Reporter quits after saying Israelis should 'go home'
Tuesday 08 June 2010
Just days after suggesting that Israelis should go "home" to Germany, Poland or the United States, Helen Thomas, 89, who for decades famously occupied a middle seat of the front row of the White House press room, was herself making an unexpected departure last night – from her job.
The longest serving member of the White House press corps by generations – she reported from 1600 Pennsylvania Avenue for 57 years, going back to when Dwight Eisenhower was President – Ms Thomas announced she was retiring from Hearst Newspapers where she was a columnist.
Sometimes abrasive and blunt in her questioning of commanders-in-chief, she vacated her reserved seat under a malodorous cloud thanks the remarks made during a videotaped interview for a website called rabbilive.com. She said that Israelis should "get the hell out of Palestine" before suggesting which countries they might like to live in instead.
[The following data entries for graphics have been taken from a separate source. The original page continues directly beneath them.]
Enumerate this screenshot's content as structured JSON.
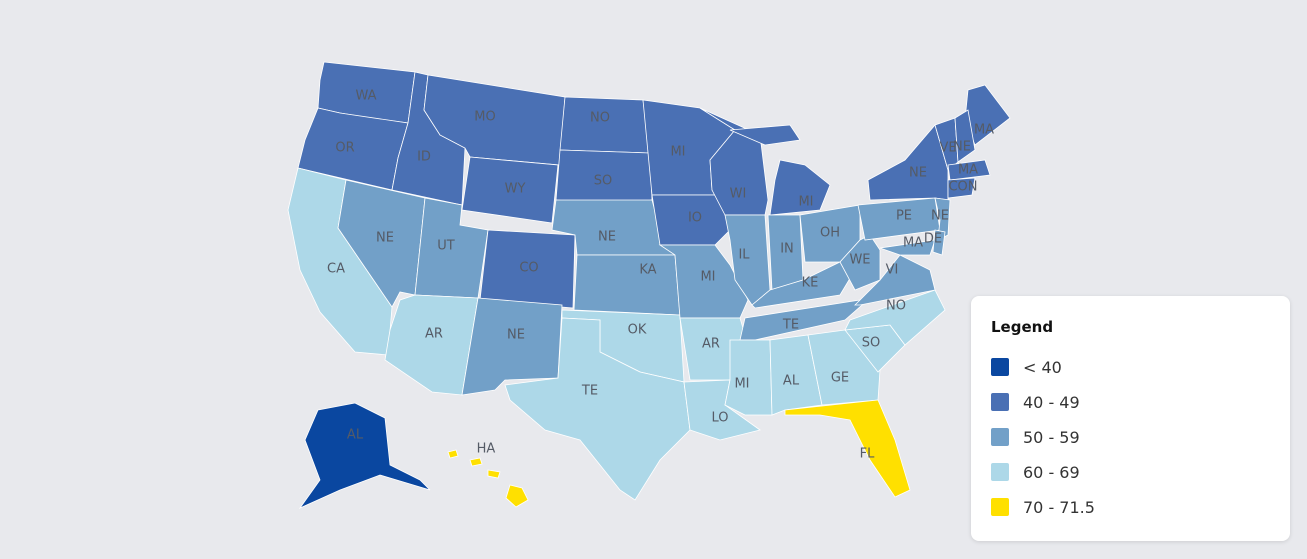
{
  "map": {
    "states": [
      {
        "label": "WA",
        "color": "#4a70b4"
      },
      {
        "label": "OR",
        "color": "#4a70b4"
      },
      {
        "label": "CA",
        "color": "#add8e8"
      },
      {
        "label": "NE",
        "color": "#72a0c8"
      },
      {
        "label": "ID",
        "color": "#4a70b4"
      },
      {
        "label": "MO",
        "color": "#4a70b4"
      },
      {
        "label": "WY",
        "color": "#4a70b4"
      },
      {
        "label": "UT",
        "color": "#72a0c8"
      },
      {
        "label": "AR",
        "color": "#add8e8"
      },
      {
        "label": "CO",
        "color": "#4a70b4"
      },
      {
        "label": "NE",
        "color": "#72a0c8"
      },
      {
        "label": "NO",
        "color": "#4a70b4"
      },
      {
        "label": "SO",
        "color": "#4a70b4"
      },
      {
        "label": "NE",
        "color": "#72a0c8"
      },
      {
        "label": "KA",
        "color": "#72a0c8"
      },
      {
        "label": "OK",
        "color": "#add8e8"
      },
      {
        "label": "TE",
        "color": "#add8e8"
      },
      {
        "label": "MI",
        "color": "#4a70b4"
      },
      {
        "label": "IO",
        "color": "#4a70b4"
      },
      {
        "label": "MI",
        "color": "#72a0c8"
      },
      {
        "label": "AR",
        "color": "#add8e8"
      },
      {
        "label": "LO",
        "color": "#add8e8"
      },
      {
        "label": "WI",
        "color": "#4a70b4"
      },
      {
        "label": "MI",
        "color": "#4a70b4"
      },
      {
        "label": "IL",
        "color": "#72a0c8"
      },
      {
        "label": "IN",
        "color": "#72a0c8"
      },
      {
        "label": "OH",
        "color": "#72a0c8"
      },
      {
        "label": "KE",
        "color": "#72a0c8"
      },
      {
        "label": "TE",
        "color": "#72a0c8"
      },
      {
        "label": "MI",
        "color": "#add8e8"
      },
      {
        "label": "AL",
        "color": "#add8e8"
      },
      {
        "label": "GE",
        "color": "#add8e8"
      },
      {
        "label": "FL",
        "color": "#ffe000"
      },
      {
        "label": "SO",
        "color": "#add8e8"
      },
      {
        "label": "NO",
        "color": "#add8e8"
      },
      {
        "label": "VI",
        "color": "#72a0c8"
      },
      {
        "label": "WE",
        "color": "#72a0c8"
      },
      {
        "label": "PE",
        "color": "#72a0c8"
      },
      {
        "label": "NE",
        "color": "#4a70b4"
      },
      {
        "label": "NE",
        "color": "#72a0c8"
      },
      {
        "label": "MA",
        "color": "#72a0c8"
      },
      {
        "label": "DE",
        "color": "#72a0c8"
      },
      {
        "label": "MA",
        "color": "#4a70b4"
      },
      {
        "label": "VE",
        "color": "#4a70b4"
      },
      {
        "label": "NE",
        "color": "#4a70b4"
      },
      {
        "label": "MA",
        "color": "#4a70b4"
      },
      {
        "label": "CON",
        "color": "#4a70b4"
      },
      {
        "label": "AL",
        "color": "#0a47a0"
      },
      {
        "label": "HA",
        "color": "#ffe000"
      }
    ]
  },
  "legend": {
    "title": "Legend",
    "items": [
      {
        "label": "< 40",
        "color": "#0a47a0"
      },
      {
        "label": "40 - 49",
        "color": "#4a70b4"
      },
      {
        "label": "50 - 59",
        "color": "#72a0c8"
      },
      {
        "label": "60 - 69",
        "color": "#add8e8"
      },
      {
        "label": "70 - 71.5",
        "color": "#ffe000"
      }
    ]
  }
}
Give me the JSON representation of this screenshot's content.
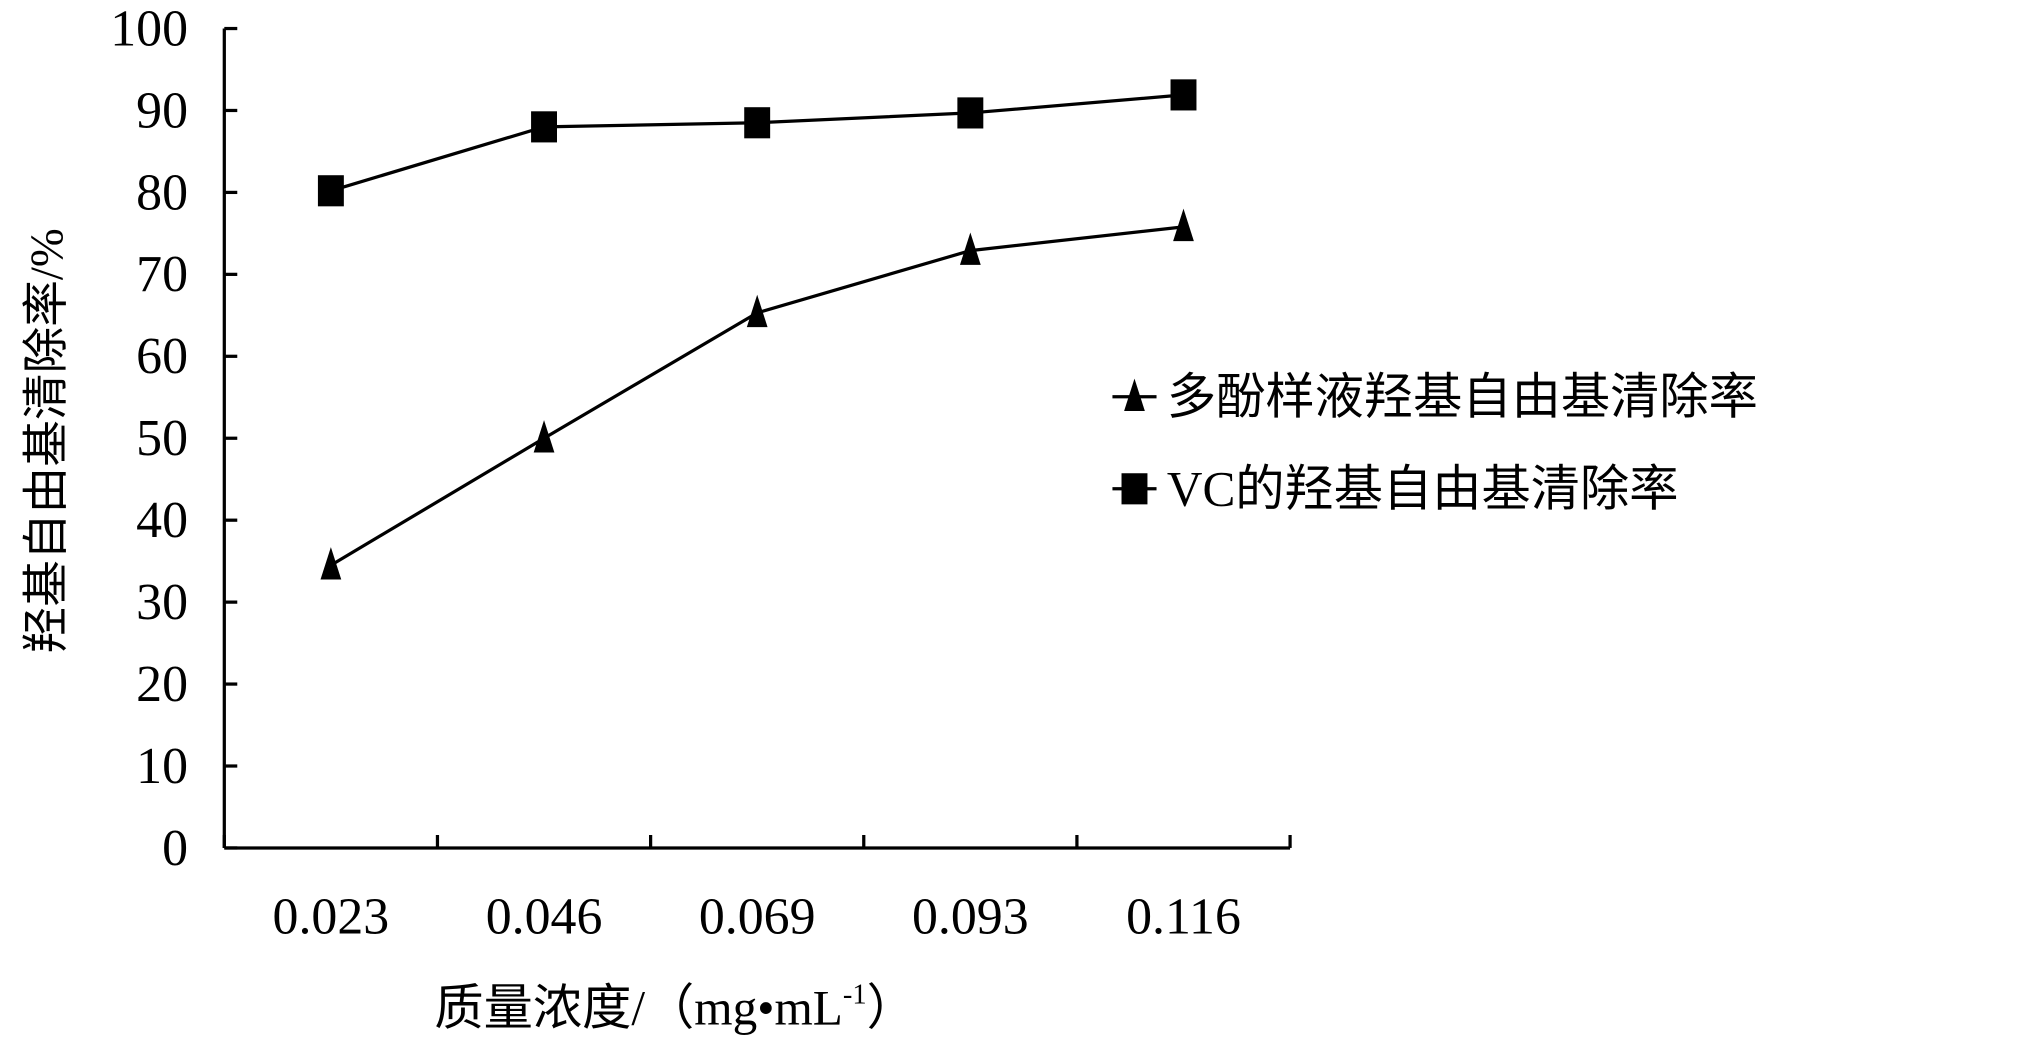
{
  "chart_data": {
    "type": "line",
    "title": "",
    "xlabel": "质量浓度/（mg•mL",
    "xlabel_sup": "-1",
    "xlabel_close": "）",
    "ylabel": "羟基自由基清除率/%",
    "categories": [
      "0.023",
      "0.046",
      "0.069",
      "0.093",
      "0.116"
    ],
    "ylim": [
      0,
      100
    ],
    "yticks": [
      "0",
      "10",
      "20",
      "30",
      "40",
      "50",
      "60",
      "70",
      "80",
      "90",
      "100"
    ],
    "grid": false,
    "legend_position": "right",
    "series": [
      {
        "name": "多酚样液羟基自由基清除率",
        "marker": "triangle",
        "values": [
          34.5,
          50.0,
          65.3,
          72.9,
          75.8
        ]
      },
      {
        "name": "VC的羟基自由基清除率",
        "marker": "square",
        "values": [
          80.2,
          88.0,
          88.5,
          89.7,
          91.9
        ]
      }
    ],
    "colors": {
      "line": "#000000",
      "background": "#ffffff"
    }
  }
}
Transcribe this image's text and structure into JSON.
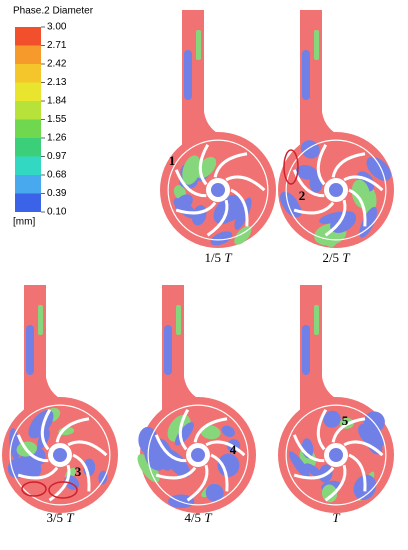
{
  "legend": {
    "title": "Phase.2 Diameter",
    "ticks": [
      "3.00",
      "2.71",
      "2.42",
      "2.13",
      "1.84",
      "1.55",
      "1.26",
      "0.97",
      "0.68",
      "0.39",
      "0.10"
    ],
    "unit": "[mm]"
  },
  "panels": [
    {
      "fraction": "1/5",
      "symbol": "T",
      "marker": "1"
    },
    {
      "fraction": "2/5",
      "symbol": "T",
      "marker": "2"
    },
    {
      "fraction": "3/5",
      "symbol": "T",
      "marker": "3"
    },
    {
      "fraction": "4/5",
      "symbol": "T",
      "marker": "4"
    },
    {
      "symbol": "T",
      "marker": "5"
    }
  ]
}
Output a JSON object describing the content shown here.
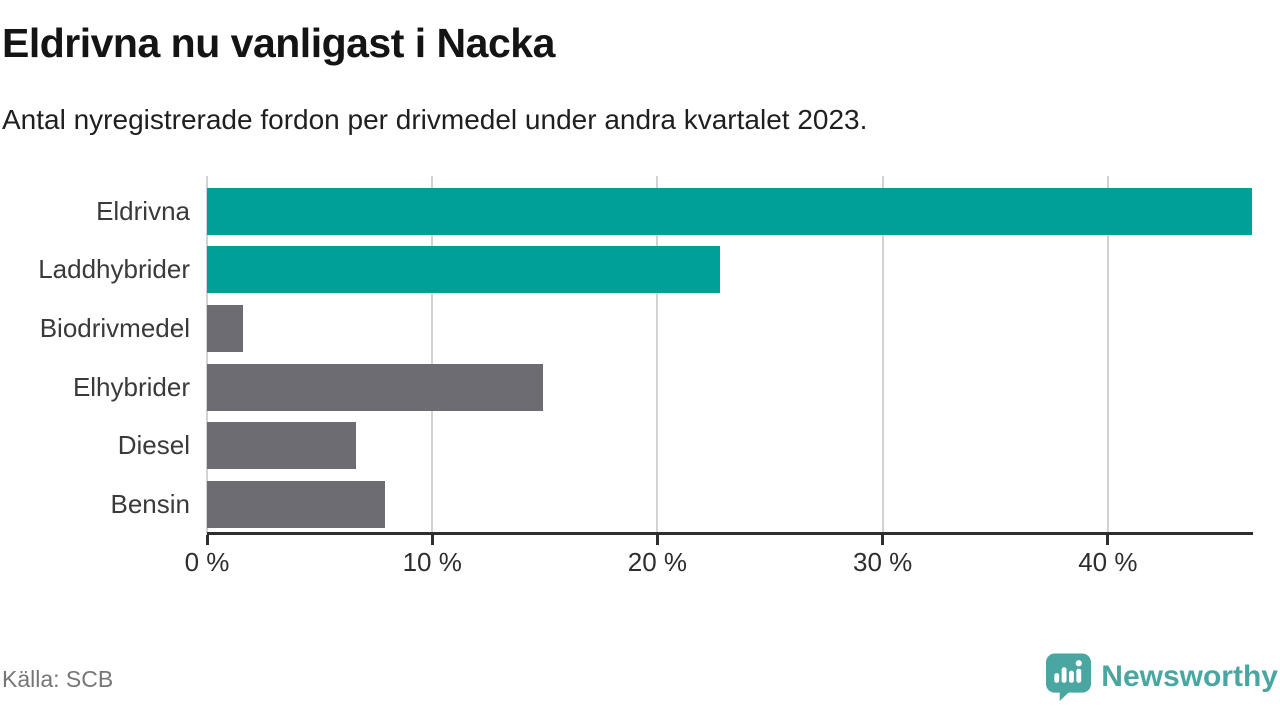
{
  "header": {
    "title": "Eldrivna nu vanligast i Nacka",
    "subtitle": "Antal nyregistrerade fordon per drivmedel under andra kvartalet 2023."
  },
  "chart_data": {
    "type": "bar",
    "orientation": "horizontal",
    "title": "Eldrivna nu vanligast i Nacka",
    "subtitle": "Antal nyregistrerade fordon per drivmedel under andra kvartalet 2023.",
    "categories": [
      "Eldrivna",
      "Laddhybrider",
      "Biodrivmedel",
      "Elhybrider",
      "Diesel",
      "Bensin"
    ],
    "values": [
      46.4,
      22.8,
      1.6,
      14.9,
      6.6,
      7.9
    ],
    "unit": "%",
    "xlim": [
      0,
      46.4
    ],
    "x_ticks": [
      0,
      10,
      20,
      30,
      40
    ],
    "x_tick_labels": [
      "0 %",
      "10 %",
      "20 %",
      "30 %",
      "40 %"
    ],
    "bar_colors": [
      "#00a096",
      "#00a096",
      "#6c6c72",
      "#6c6c72",
      "#6c6c72",
      "#6c6c72"
    ],
    "highlight_color": "#00a096",
    "default_color": "#6c6c72",
    "grid": true,
    "legend": "none",
    "xlabel": "",
    "ylabel": ""
  },
  "footer": {
    "source": "Källa: SCB",
    "brand": "Newsworthy",
    "brand_color": "#4aa6a0",
    "logo_icon": "newsworthy-speech-bubble-bar-chart-icon"
  },
  "colors": {
    "background": "#ffffff",
    "axis": "#2e2e2e",
    "gridline": "#d2d2d2",
    "title_text": "#141414",
    "label_text": "#3a3a3a",
    "source_text": "#767676"
  }
}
The remark brought rebukes from Jewish groups and several political personalities in the US. Robert Gibbs, the current White House spokesman, joined the chorus calling her words "offensive and reprehensible".
That she had landed herself in considerable trouble had already become clear over the weekend when the agency that gave her speaking engagements said it was dropping her as a client. Meanwhile, a high school that had booked her to speak to students withdrew the invitation.
"Helen Thomas announced on Monday that she is retiring, effective immediately," Hearst News Service reported.
Her colleagues in the West Wing press room had shown no signs of coming to her aid as the controversy over her comments grew. Indeed, the White House Correspondents Association called them "indefensible".
"Many in our profession who have known Helen for years were saddened by the comments, which were especially unfortunate in light of her role as a trailblazer on the White House beat," the association's board said.
For most of her career, Ms Thomas reported for United Press International, the wire agency which in recent years has faded in importance. Nearly 10 years ago, she left to join Hearst to write columns on national affairs. Her stature grew not only because of her skills verbally fencing with presidents but also because of the milestones she achieved as a woman in what was once a male-dominated business.
Ms Thomas acknowledged at the weekend. that she had erred in the interview. "I deeply regret my comments I made last week regarding the Israelis and the Palestinians," she said. Her apology was not enough to calm the storm she found herself in, however.
Mr Gibbs gave his judgement in the briefing room in which Ms Thomas had become a seemingly immovable fixture. Her remarks "do not reflect certainly most of the people here and certainly not those of the administration," he said.